Horas depois, a sós, o seu coração ainda batia mais forte pelo acontecido. Sem o saber,  ela tinha encontrado o Mestre, que a tinha afagado, no mais fundo do seu coração. Percebeu isto, quando se lembrou que Ele disse que se esconde nas pessoas mais pequeninas e desprezadas, talvez desprezíveis na aparência, sem acolhimento, maltrapilhos e sem carinho. Quem os acolhe, acolhe o seu Mestre e Senhor.

4. Quanto ao homem maltrapilho, ao chegar ao seu destino, se é que ele tinha um destino, mesmo malcheiroso e maltrapilho, talvez tivesse alguém para acolhê-lo, em algum estábulo. Alguém que lhe oferecesse um balde de água para se banhar, e um pedaço de pão velho, para comer com água. Há dias vivia a pão e água e a fraqueza já o devorava... Com certeza, iria dormir feliz, sorrindo secretamente na noite escura, lembrando daquele sorriso da jovem sorridente e bem vestida, anônima, que lhe sorriu, com carinho humano e compreensivo, por considerá-lo humano como os demais. Ela o disse, lembrou: ele é um humano como nós.

O maltrapilho talvez não tivesse nada; nem amor, nem dinheiro, nem roupa lavada, nem um barraco para repousar. Restava-lhe como troféu, uma pedra para recostar a cabeça e um sorriso franco que ele guardava e jamais esqueceria.

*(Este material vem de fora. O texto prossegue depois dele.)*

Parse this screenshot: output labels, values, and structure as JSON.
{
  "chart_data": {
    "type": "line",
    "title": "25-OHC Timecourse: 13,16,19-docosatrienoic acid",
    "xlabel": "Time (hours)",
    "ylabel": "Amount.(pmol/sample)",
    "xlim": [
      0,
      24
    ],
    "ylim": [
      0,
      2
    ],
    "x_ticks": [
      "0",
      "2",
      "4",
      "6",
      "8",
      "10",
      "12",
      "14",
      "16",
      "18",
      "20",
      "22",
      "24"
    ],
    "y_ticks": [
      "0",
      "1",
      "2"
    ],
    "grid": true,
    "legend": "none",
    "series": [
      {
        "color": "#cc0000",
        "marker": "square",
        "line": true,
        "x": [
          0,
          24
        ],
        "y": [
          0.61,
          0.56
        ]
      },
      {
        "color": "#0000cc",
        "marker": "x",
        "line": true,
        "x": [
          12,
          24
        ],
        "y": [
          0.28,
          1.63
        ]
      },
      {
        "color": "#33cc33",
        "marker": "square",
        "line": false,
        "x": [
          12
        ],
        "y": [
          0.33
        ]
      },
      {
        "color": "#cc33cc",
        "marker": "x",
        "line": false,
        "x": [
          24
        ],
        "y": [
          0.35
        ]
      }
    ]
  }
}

Baixinho ele repetiu, sozinho quase sussurrante: Bom Natal, menina linda!
Ao fechar os olhos, ainda podia vê-la na imaginação, como um anjo da guarda, esvoaçando, sorridente, leve, na sua pobre choupana, cheia de uma luz estranha, que o fazia feliz.
Já não sabia se estava vivo ou se estava moribundo... Pouco lhe importava...
Agora, ao menos, agora, julgava-se um homem feliz, como se fosse filho de Deus. Recostou sua cabeça na pedra para dormir, e, sorrindo, só soube balbuciar: bom seria se todos os dias fossem dia de Natal.